Mary frappa l'épaule de son mari avec un sourire.

-Bonjour John. Comment s'est passé ta journée ? La mienne était tranquille. Tu as vu Dean ? Répéta-t-elle.

John embrassa Mary dans la nuque.

-Oui. Il était au garage.

-Il va bien ?

-Tu sais Mary, certains parents ne voient leurs enfants que pour les anniversaires et Thanksgiving.

-Ne parle pas de malheur !

John attrapa une bouteille et s'assit.

-Il a rencontré quelqu'un.

Mary se figea et se tourna doucement vers son époux.

-Où ? Quand ? Comment tu le sais ?

John éclata de rire, sa femme était tellement prévisible.

-D'après ce que j'ai compris, c'était à Palo Alto. La dernière fois que Dean est parti voir Sam. Et je l'ai rencontré jeudi soir.

-Tu l'as rencontré ? La ou le ?

-Le. Capitaine Castiel Novak.

Mary se laissa tomber sur la chaise.

-Militaire ?

John acquiesça.

-S'il te plaît, dis-moi qu'il est démobilisé.

John but une gorgée et secoua la tête.

-Non. Il est toujours en service, d'après ce que j'ai compris.

-D'accord... D'accord... Donc il peut repartir à tout moment et briser le cœur de mon enfant ?

-Je ne pense pas qu'ils soient à ce point dans une relation, temporisa John. Ça a l'air plus... Physique qu'autre chose.

-John, si c'était uniquement physique, tu ne l'aurais pas rencontré.

-Tu sais... Ce n'était pas vraiment une rencontre, juste...

John secoua la main.

-Enfin bref... Tu sais qu'il ne l'a pas dit à Sam ?

-Il ne m'en a pas parlé non plus, John !

-Non, je parle pas du capitaine Novak mais de sa... de ses relations.

-Quelles relations ?

-Toutes ! Oh Mary, ce que j'essaye de te dire c'est que Dean n'a pas dit à son frère qu'il lui arrivait aussi de... d'aimer les hommes.

-Vraiment ? Je pensais que Sam serait le premier au courant...

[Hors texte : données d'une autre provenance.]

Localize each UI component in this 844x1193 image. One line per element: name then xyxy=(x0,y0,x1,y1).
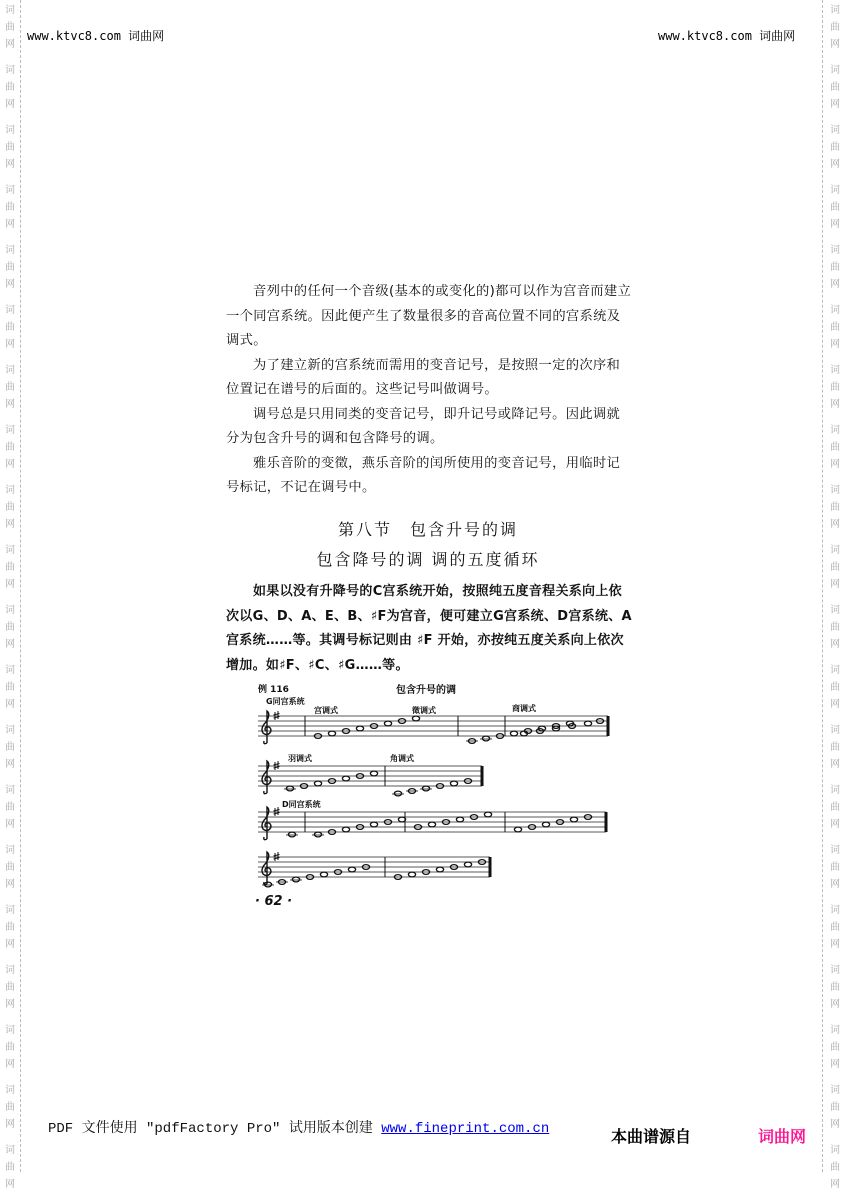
note-head xyxy=(278,880,285,885)
note-head xyxy=(514,827,521,832)
header-url-right: www.ktvc8.com 词曲网 xyxy=(658,29,796,43)
watermark-text: 词 曲 网 xyxy=(830,845,840,890)
key-signature-sharp-icon xyxy=(274,711,280,720)
watermark-text: 词 曲 网 xyxy=(830,365,840,410)
note-head xyxy=(436,784,443,789)
note-head xyxy=(468,739,475,744)
watermark-text: 词 曲 网 xyxy=(5,125,15,170)
note-head xyxy=(292,877,299,882)
label-jue: 角调式 xyxy=(390,754,414,763)
note-head xyxy=(422,870,429,875)
note-head xyxy=(370,771,377,776)
note-head xyxy=(314,781,321,786)
note-head xyxy=(342,827,349,832)
label-d-system: D同宫系统 xyxy=(282,800,321,809)
left-watermark-strip xyxy=(0,0,21,1190)
note-head xyxy=(300,784,307,789)
watermark-text: 词 曲 网 xyxy=(830,665,840,710)
example-title: 包含升号的调 xyxy=(396,685,456,696)
note-head xyxy=(314,832,321,837)
watermark-text: 词 曲 网 xyxy=(830,185,840,230)
note-head xyxy=(286,786,293,791)
page-number: · 62 · xyxy=(255,894,293,909)
note-head xyxy=(408,872,415,877)
header-url-left: www.ktvc8.com 词曲网 xyxy=(27,29,165,43)
watermark-text: 词 曲 网 xyxy=(5,185,15,230)
watermark-text: 词 曲 网 xyxy=(5,65,15,110)
watermark-text: 词 曲 网 xyxy=(5,245,15,290)
watermark-text: 词 曲 网 xyxy=(5,785,15,830)
note-head xyxy=(566,721,573,726)
note-head xyxy=(584,815,591,820)
watermark-text: 词 曲 网 xyxy=(830,605,840,650)
watermark-text: 词 曲 网 xyxy=(5,425,15,470)
fineprint-link[interactable]: www.fineprint.com.cn xyxy=(381,1121,550,1137)
note-head xyxy=(456,817,463,822)
note-head xyxy=(552,724,559,729)
note-head xyxy=(596,719,603,724)
note-head xyxy=(328,779,335,784)
note-head xyxy=(520,731,527,736)
note-head xyxy=(464,862,471,867)
note-head xyxy=(422,786,429,791)
watermark-text: 词 曲 网 xyxy=(5,1025,15,1070)
watermark-text: 词 曲 网 xyxy=(5,305,15,350)
watermark-text: 词 曲 网 xyxy=(5,725,15,770)
note-head xyxy=(320,872,327,877)
note-head xyxy=(568,724,575,729)
note-head xyxy=(384,721,391,726)
note-head xyxy=(356,774,363,779)
note-head xyxy=(470,815,477,820)
paragraph: 调号总是只用同类的变音记号，即升记号或降记号。因此调就分为包含升号的调和包含降号的调。 xyxy=(226,406,621,446)
paragraph: 音列中的任何一个音级(基本的或变化的)都可以作为宫音而建立一个同宫系统。因此便产生了数量很多的音高位置不同的宫系统及调式。 xyxy=(226,284,632,348)
right-watermark-strip xyxy=(822,0,843,1190)
note-head xyxy=(482,736,489,741)
note-head xyxy=(370,822,377,827)
note-head xyxy=(306,875,313,880)
watermark-text: 词 曲 网 xyxy=(830,1025,840,1070)
watermark-text: 词 曲 网 xyxy=(830,125,840,170)
note-head xyxy=(394,875,401,880)
watermark-text: 词 曲 网 xyxy=(5,605,15,650)
watermark-text: 词 曲 网 xyxy=(5,665,15,710)
body-text-bottom xyxy=(226,580,632,678)
note-head xyxy=(510,731,517,736)
watermark-text: 词 曲 网 xyxy=(830,485,840,530)
watermark-text: 词 曲 网 xyxy=(830,1085,840,1130)
note-head xyxy=(342,776,349,781)
section-title: 第八节 包含升号的调 xyxy=(337,520,518,539)
watermark-text: 词 曲 网 xyxy=(830,425,840,470)
note-head xyxy=(398,719,405,724)
label-shang: 商调式 xyxy=(512,704,536,713)
watermark-text: 词 曲 网 xyxy=(830,305,840,350)
note-head xyxy=(570,817,577,822)
note-head xyxy=(552,726,559,731)
note-head xyxy=(442,820,449,825)
key-signature-sharp-icon xyxy=(274,807,280,816)
note-head xyxy=(496,734,503,739)
note-head xyxy=(428,822,435,827)
note-head xyxy=(414,825,421,830)
note-head xyxy=(436,867,443,872)
watermark-text: 词 曲 网 xyxy=(5,905,15,950)
note-head xyxy=(484,812,491,817)
note-head xyxy=(584,721,591,726)
watermark-text: 词 曲 网 xyxy=(830,65,840,110)
note-head xyxy=(394,791,401,796)
source-label: 本曲谱源自 xyxy=(611,1127,692,1146)
pdf-footer-text: PDF 文件使用 "pdfFactory Pro" 试用版本创建 xyxy=(48,1121,382,1137)
note-head xyxy=(288,832,295,837)
note-head xyxy=(264,882,271,887)
key-signature-sharp-icon xyxy=(274,761,280,770)
watermark-text: 词 曲 网 xyxy=(830,5,840,50)
body-text-top xyxy=(226,280,632,501)
example-number: 例 116 xyxy=(258,685,289,695)
watermark-text: 词 曲 网 xyxy=(5,845,15,890)
treble-clef-icon xyxy=(262,852,271,885)
section-subtitle: 包含降号的调 调的五度循环 xyxy=(316,550,540,569)
note-head xyxy=(356,825,363,830)
paragraph: 为了建立新的宫系统而需用的变音记号，是按照一定的次序和位置记在谱号的后面的。这些记号叫做调号。 xyxy=(226,357,621,397)
note-head xyxy=(398,817,405,822)
note-head xyxy=(412,716,419,721)
note-head xyxy=(556,820,563,825)
paragraph: 如果以没有升降号的C宫系统开始，按照纯五度音程关系向上依次以G、D、A、E、B、♯F为宫音，便可建立G宫系统、D宫系统、A宫系统……等。其调号标记则由 ♯F 开始，亦按纯五度关系向上依次增加。如♯F、♯C、♯G……等。 xyxy=(226,584,632,673)
watermark-text: 词 曲 网 xyxy=(830,785,840,830)
treble-clef-icon xyxy=(262,807,271,840)
note-head xyxy=(356,726,363,731)
note-head xyxy=(384,820,391,825)
note-head xyxy=(342,729,349,734)
source-site-logo: 词曲网 xyxy=(758,1127,807,1146)
note-head xyxy=(450,781,457,786)
watermark-text: 词 曲 网 xyxy=(830,1145,840,1190)
note-head xyxy=(370,724,377,729)
note-head xyxy=(328,731,335,736)
paragraph: 雅乐音阶的变徵，燕乐音阶的闰所使用的变音记号，用临时记号标记，不记在调号中。 xyxy=(226,455,621,495)
note-head xyxy=(314,734,321,739)
note-head xyxy=(450,865,457,870)
note-head xyxy=(528,825,535,830)
note-head xyxy=(328,830,335,835)
watermark-text: 词 曲 网 xyxy=(830,905,840,950)
watermark-text: 词 曲 网 xyxy=(5,1145,15,1190)
note-head xyxy=(536,729,543,734)
watermark-text: 词 曲 网 xyxy=(5,365,15,410)
label-gong: 宫调式 xyxy=(314,706,338,715)
label-g-system: G同宫系统 xyxy=(266,697,305,706)
watermark-text: 词 曲 网 xyxy=(5,545,15,590)
note-head xyxy=(362,865,369,870)
label-zhi: 徵调式 xyxy=(412,706,436,715)
note-head xyxy=(334,870,341,875)
treble-clef-icon xyxy=(262,761,271,794)
note-head xyxy=(542,822,549,827)
watermark-text: 词 曲 网 xyxy=(830,545,840,590)
watermark-text: 词 曲 网 xyxy=(5,965,15,1010)
watermark-text: 词 曲 网 xyxy=(830,965,840,1010)
key-signature-sharp-icon xyxy=(274,852,280,861)
note-head xyxy=(524,729,531,734)
pdf-footer xyxy=(48,1117,549,1137)
note-head xyxy=(464,779,471,784)
label-yu: 羽调式 xyxy=(288,754,312,763)
watermark-text: 词 曲 网 xyxy=(5,485,15,530)
note-head xyxy=(538,726,545,731)
note-head xyxy=(348,867,355,872)
watermark-text: 词 曲 网 xyxy=(830,725,840,770)
note-head xyxy=(478,860,485,865)
watermark-text: 词 曲 网 xyxy=(5,5,15,50)
watermark-text: 词 曲 网 xyxy=(830,245,840,290)
watermark-text: 词 曲 网 xyxy=(5,1085,15,1130)
note-head xyxy=(408,789,415,794)
treble-clef-icon xyxy=(262,711,271,744)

-Tu sais Mary, il faut reconnaître que nos enfants ne sont pas aussi proches qu'on aurait pu l'espérer.

Mary soupira et but une gorgée dans la bière de John.

-Donc je suppose que je ne peux pas inviter... Castiel... à déjeuner dimanche.

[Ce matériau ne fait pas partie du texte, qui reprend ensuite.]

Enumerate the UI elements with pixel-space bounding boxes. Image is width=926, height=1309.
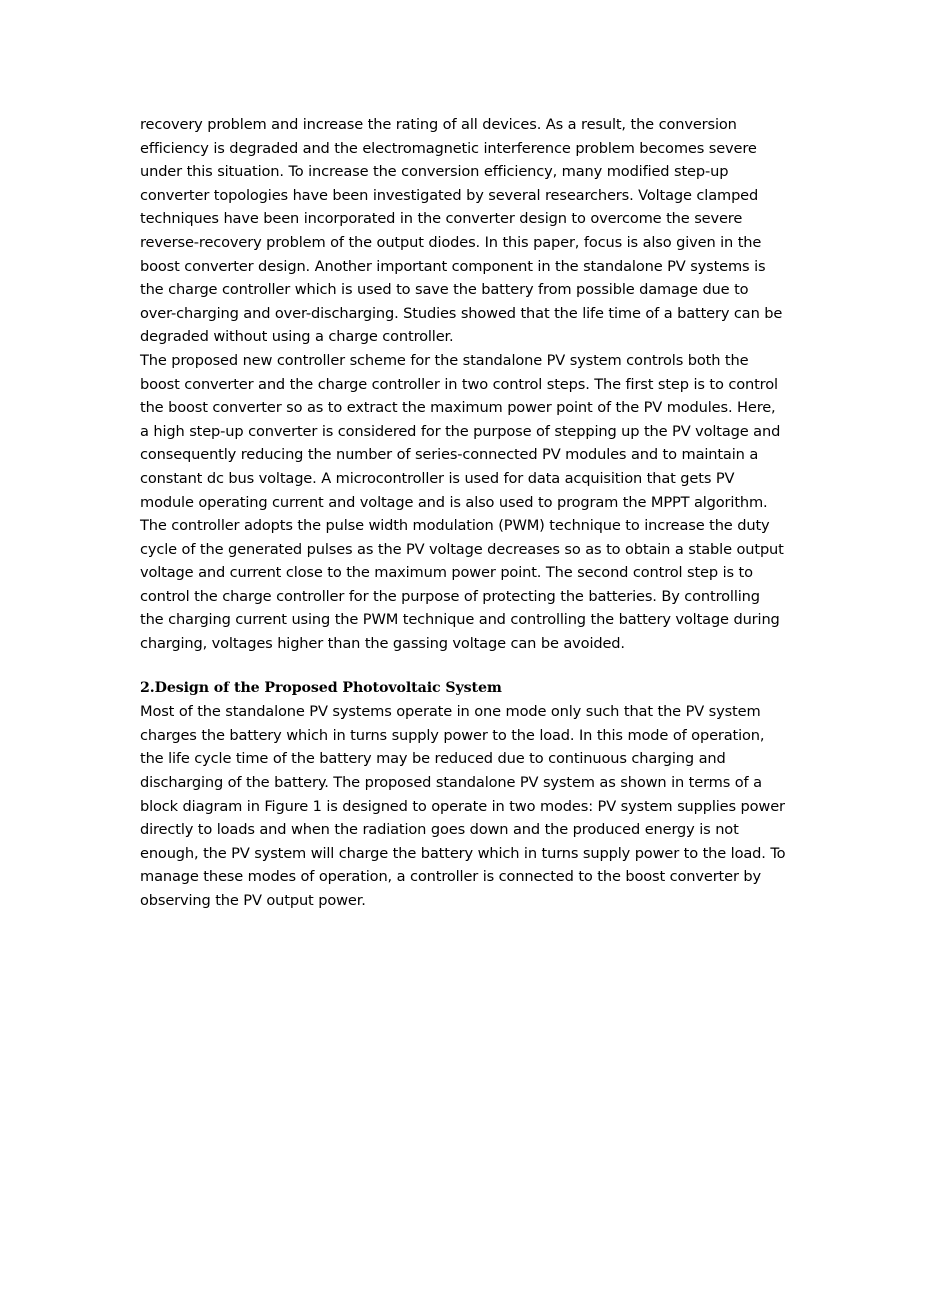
section-heading-design-of-proposed-photovoltaic-system: 2.Design of the Proposed Photovoltaic System bbox=[140, 679, 502, 696]
paragraph-continuation: recovery problem and increase the rating of all devices. As a result, the conversion efficiency is degraded and the electromagnetic interference problem becomes severe under this situation. To increase the conversion efficiency, many modified step-up converter topologies have been investigated by several researchers. Voltage clamped techniques have been incorporated in the converter design to overcome the severe reverse-recovery problem of the output diodes. In this paper, focus is also given in the boost converter design. Another important component in the standalone PV systems is the charge controller which is used to save the battery from possible damage due to over-charging and over-discharging. Studies showed that the life time of a battery can be degraded without using a charge controller. bbox=[140, 116, 783, 346]
paragraph-proposed-controller-scheme: The proposed new controller scheme for the standalone PV system controls both the boost converter and the charge controller in two control steps. The first step is to control the boost converter so as to extract the maximum power point of the PV modules. Here, a high step-up converter is considered for the purpose of stepping up the PV voltage and consequently reducing the number of series-connected PV modules and to maintain a constant dc bus voltage. A microcontroller is used for data acquisition that gets PV module operating current and voltage and is also used to program the MPPT algorithm. The controller adopts the pulse width modulation (PWM) technique to increase the duty cycle of the generated pulses as the PV voltage decreases so as to obtain a stable output voltage and current close to the maximum power point. The second control step is to control the charge controller for the purpose of protecting the batteries. By controlling the charging current using the PWM technique and controlling the battery voltage during charging, voltages higher than the gassing voltage can be avoided. bbox=[140, 351, 784, 653]
paragraph-section-body: Most of the standalone PV systems operate in one mode only such that the PV system charges the battery which in turns supply power to the load. In this mode of operation, the life cycle time of the battery may be reduced due to continuous charging and discharging of the battery. The proposed standalone PV system as shown in terms of a block diagram in Figure 1 is designed to operate in two modes: PV system supplies power directly to loads and when the radiation goes down and the produced energy is not enough, the PV system will charge the battery which in turns supply power to the load. To manage these modes of operation, a controller is connected to the boost converter by observing the PV output power. bbox=[140, 703, 786, 909]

-Non, tu ne peux pas. A moins de prévenir Dean et de lui laisser le temps d'inventer une histoire.


Et c'est bientôt le week-end ! Plus qu'une dure journée de labeur avant de profiter de deux jours de repos sous le soleil. En effet, les températures seront...

La main de Dean s'écrasa sur le réveil.

Vendredi.

On était vendredi. Dean sourit. Cas était chez lui depuis plus d'une semaine. Et il commençait à s'y faire. Il ouvrit les yeux et grogna à la lumière vive qui l'agressa.

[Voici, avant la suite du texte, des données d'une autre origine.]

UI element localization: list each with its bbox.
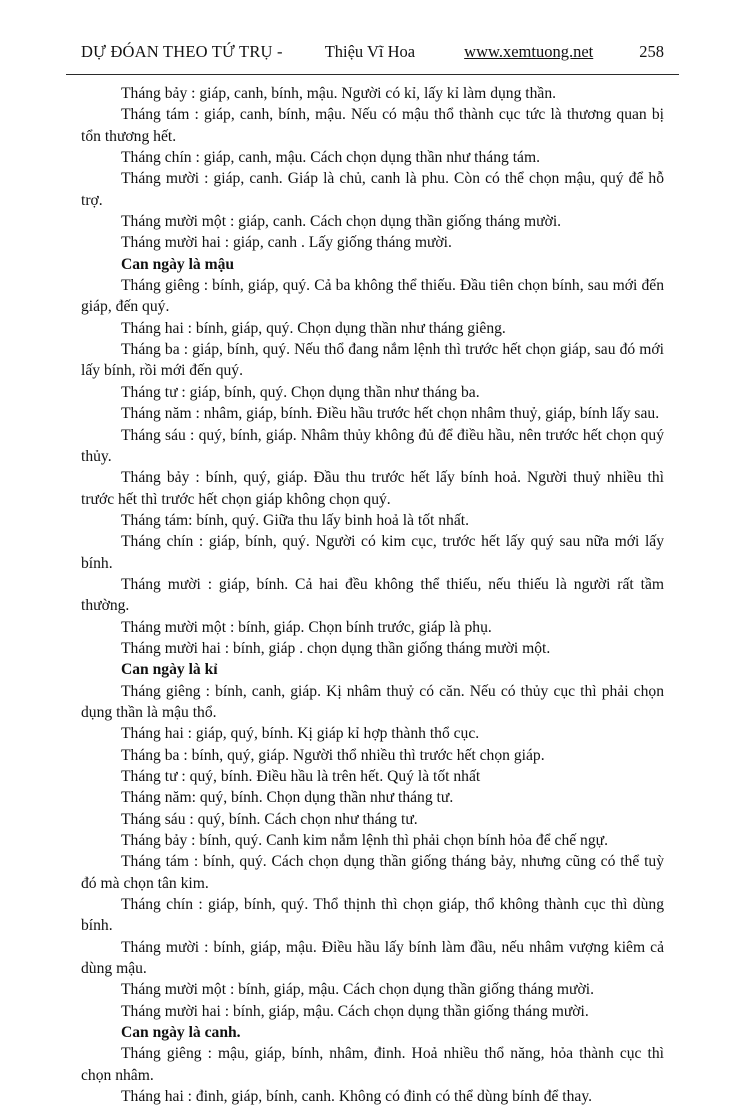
- paragraph: Tháng bảy : bính, quý, giáp. Đầu thu trước hết lấy bính hoả. Người thuỷ nhiều thì trước hết thì trước hết chọn giáp không chọn quý.: [81, 469, 664, 508]
- paragraph: Tháng mười : giáp, bính. Cả hai đều không thể thiếu, nếu thiếu là người rất tầm thường.: [81, 575, 664, 615]
- book-title: DỰ ĐÓAN THEO TỨ TRỤ -: [81, 42, 283, 61]
- page-header: [81, 42, 664, 62]
- paragraph: Tháng mười hai : giáp, canh . Lấy giống tháng mười.: [121, 234, 452, 252]
- paragraph: Tháng sáu : quý, bính. Cách chọn như tháng tư.: [121, 810, 418, 828]
- paragraph: Tháng bảy : bính, quý. Canh kim nắm lệnh thì phải chọn bính hỏa để chế ngự.: [121, 832, 609, 850]
- paragraph: Tháng mười một : bính, giáp, mậu. Cách chọn dụng thần giống tháng mười.: [121, 981, 594, 999]
- paragraph: Tháng tám : giáp, canh, bính, mậu. Nếu có mậu thổ thành cục tức là thương quan bị tổn thương hết.: [81, 106, 664, 145]
- paragraph: Tháng tám : bính, quý. Cách chọn dụng thần giống tháng bảy, nhưng cũng có thể tuỳ đó mà chọn tân kim.: [81, 853, 664, 892]
- paragraph: Tháng ba : giáp, bính, quý. Nếu thổ đang nắm lệnh thì trước hết chọn giáp, sau đó mới lấy bính, rồi mới đến quý.: [81, 341, 664, 380]
- header-rule: [66, 74, 679, 75]
- page-body: [81, 83, 664, 1108]
- paragraph: Tháng năm: quý, bính. Chọn dụng thần như tháng tư.: [121, 789, 454, 807]
- page-number: 258: [639, 42, 664, 61]
- paragraph: Tháng chín : giáp, canh, mậu. Cách chọn dụng thần như tháng tám.: [121, 149, 540, 167]
- paragraph: Tháng tư : giáp, bính, quý. Chọn dụng thần như tháng ba.: [121, 383, 480, 401]
- paragraph: Tháng mười : bính, giáp, mậu. Điều hầu lấy bính làm đầu, nếu nhâm vượng kiêm cả dùng mậu.: [81, 938, 664, 978]
- paragraph: Tháng giêng : bính, giáp, quý. Cả ba không thể thiếu. Đầu tiên chọn bính, sau mới đến giáp, đến quý.: [81, 277, 664, 316]
- paragraph: Tháng ba : bính, quý, giáp. Người thổ nhiều thì trước hết chọn giáp.: [121, 746, 545, 764]
- paragraph: Tháng chín : giáp, bính, quý. Thổ thịnh thì chọn giáp, thổ không thành cục thì dùng bính.: [81, 896, 664, 935]
- paragraph: Tháng mười một : bính, giáp. Chọn bính trước, giáp là phụ.: [121, 618, 492, 636]
- paragraph: Tháng mười hai : bính, giáp, mậu. Cách chọn dụng thần giống tháng mười.: [121, 1002, 589, 1020]
- paragraph: Tháng tư : quý, bính. Điều hầu là trên hết. Quý là tốt nhất: [121, 768, 481, 785]
- paragraph: Tháng sáu : quý, bính, giáp. Nhâm thủy không đủ để điều hầu, nên trước hết chọn quý thủy.: [81, 426, 664, 465]
- paragraph: Tháng giêng : mậu, giáp, bính, nhâm, đinh. Hoả nhiều thổ năng, hỏa thành cục thì chọn nhâm.: [81, 1045, 664, 1084]
- paragraph: Tháng tám: bính, quý. Giữa thu lấy binh hoả là tốt nhất.: [121, 511, 469, 529]
- section-heading: Can ngày là canh.: [121, 1024, 241, 1042]
- paragraph: Tháng mười : giáp, canh. Giáp là chủ, canh là phu. Còn có thể chọn mậu, quý để hỗ trợ.: [81, 170, 664, 209]
- paragraph: Tháng mười hai : bính, giáp . chọn dụng thần giống tháng mười một.: [121, 639, 551, 657]
- paragraph: Tháng hai : giáp, quý, bính. Kị giáp kỉ hợp thành thổ cục.: [121, 725, 480, 743]
- section-heading: Can ngày là mậu: [121, 255, 235, 273]
- paragraph: Tháng chín : giáp, bính, quý. Người có kim cục, trước hết lấy quý sau nữa mới lấy bính.: [81, 533, 664, 572]
- paragraph: Tháng bảy : giáp, canh, bính, mậu. Người có kỉ, lấy kỉ làm dụng thần.: [121, 85, 557, 102]
- website-url: www.xemtuong.net: [464, 42, 594, 61]
- paragraph: Tháng mười một : giáp, canh. Cách chọn dụng thần giống tháng mười.: [121, 213, 562, 231]
- author-name: Thiệu Vĩ Hoa: [324, 42, 416, 61]
- paragraph: Tháng năm : nhâm, giáp, bính. Điều hầu trước hết chọn nhâm thuỷ, giáp, bính lấy sau.: [121, 405, 660, 423]
- section-heading: Can ngày là kỉ: [121, 661, 218, 679]
- paragraph: Tháng hai : bính, giáp, quý. Chọn dụng thần như tháng giêng.: [121, 319, 506, 337]
- paragraph: Tháng hai : đinh, giáp, bính, canh. Không có đinh có thể dùng bính để thay.: [121, 1088, 593, 1106]
- paragraph: Tháng giêng : bính, canh, giáp. Kị nhâm thuỷ có căn. Nếu có thủy cục thì phải chọn dụng thần là mậu thổ.: [81, 682, 664, 721]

Par contre, les soirées alcoolisées avec Balthazar, il ne s'y faisait toujours pas. Ce type les couchait tous, à chaque fois. A croire que l'alcool n'avait pas plus d'effet que l'eau pour lui. Il pouvait peut être se permettre de traîner au lit pour se remettre de sa gueule de bois, mais ce n'était pas le cas de Dean.

Dean se leva, ne prêtant pas attention au lit maintenant vide. Il savait qu'il trouverait Castiel dans la cuisine, en sueur après avoir couru plusieurs miles.

-Évidemment qu'il est là ! Je préfère l'avoir à l'œil, tu sais bien ! Dean entra dans la cuisine pour voir Castiel au téléphone.

-Non ! Pas jusque là ! Je suis chez un ami. Hé ! Non, non, bien vu. Bien sur, on sera là. Hé oui, Balth aussi. A tout à l'heure.

Castiel raccrocha et embrassa Dean.

-Des bonnes nouvelles ?

-Pardon ?

-Au téléphone. J'ai pas pu m'empêcher d'entendre.

Castiel sourit.

-Mon deuxième lieutenant arrive aujourd'hui.

Dean sourit en se servant une tasse de café.

-Quelque chose me dit que mon appartement va devenir le lieu de rendez-vous de ton unité.

Castiel sourit.

-Rassure-toi, ils ne sont pas tous comme Balthazar, tu as rencontré le pire. Et si ça te dérange, je peux...

-Non ! Tes amis sont les bienvenus ici. Ça me permet d'apprendre des tas de choses sur toi... S'ils sont plus loquaces que Balthazar.

-Tu trouves que Balth n'est pas assez bavard ? Demanda Castiel en inclinant la tête. C'est la première fois que j'entends ce qualificatif pour le décrire.

-Je dirais qu'il parle plutôt pour ne rien dire.

-Ah ! Je vois. Dit Castiel avec un sourire entendu. Balth ne dira rien sans mon accord.

-Et comment je dois l'obtenir ? ronronna Dean en glissant sa main derrière la nuque de Castiel pour l'attirer dans un baiser passionné.

-Tu es sur la bonne voie, répondit Castiel en répondant avidement au baiser.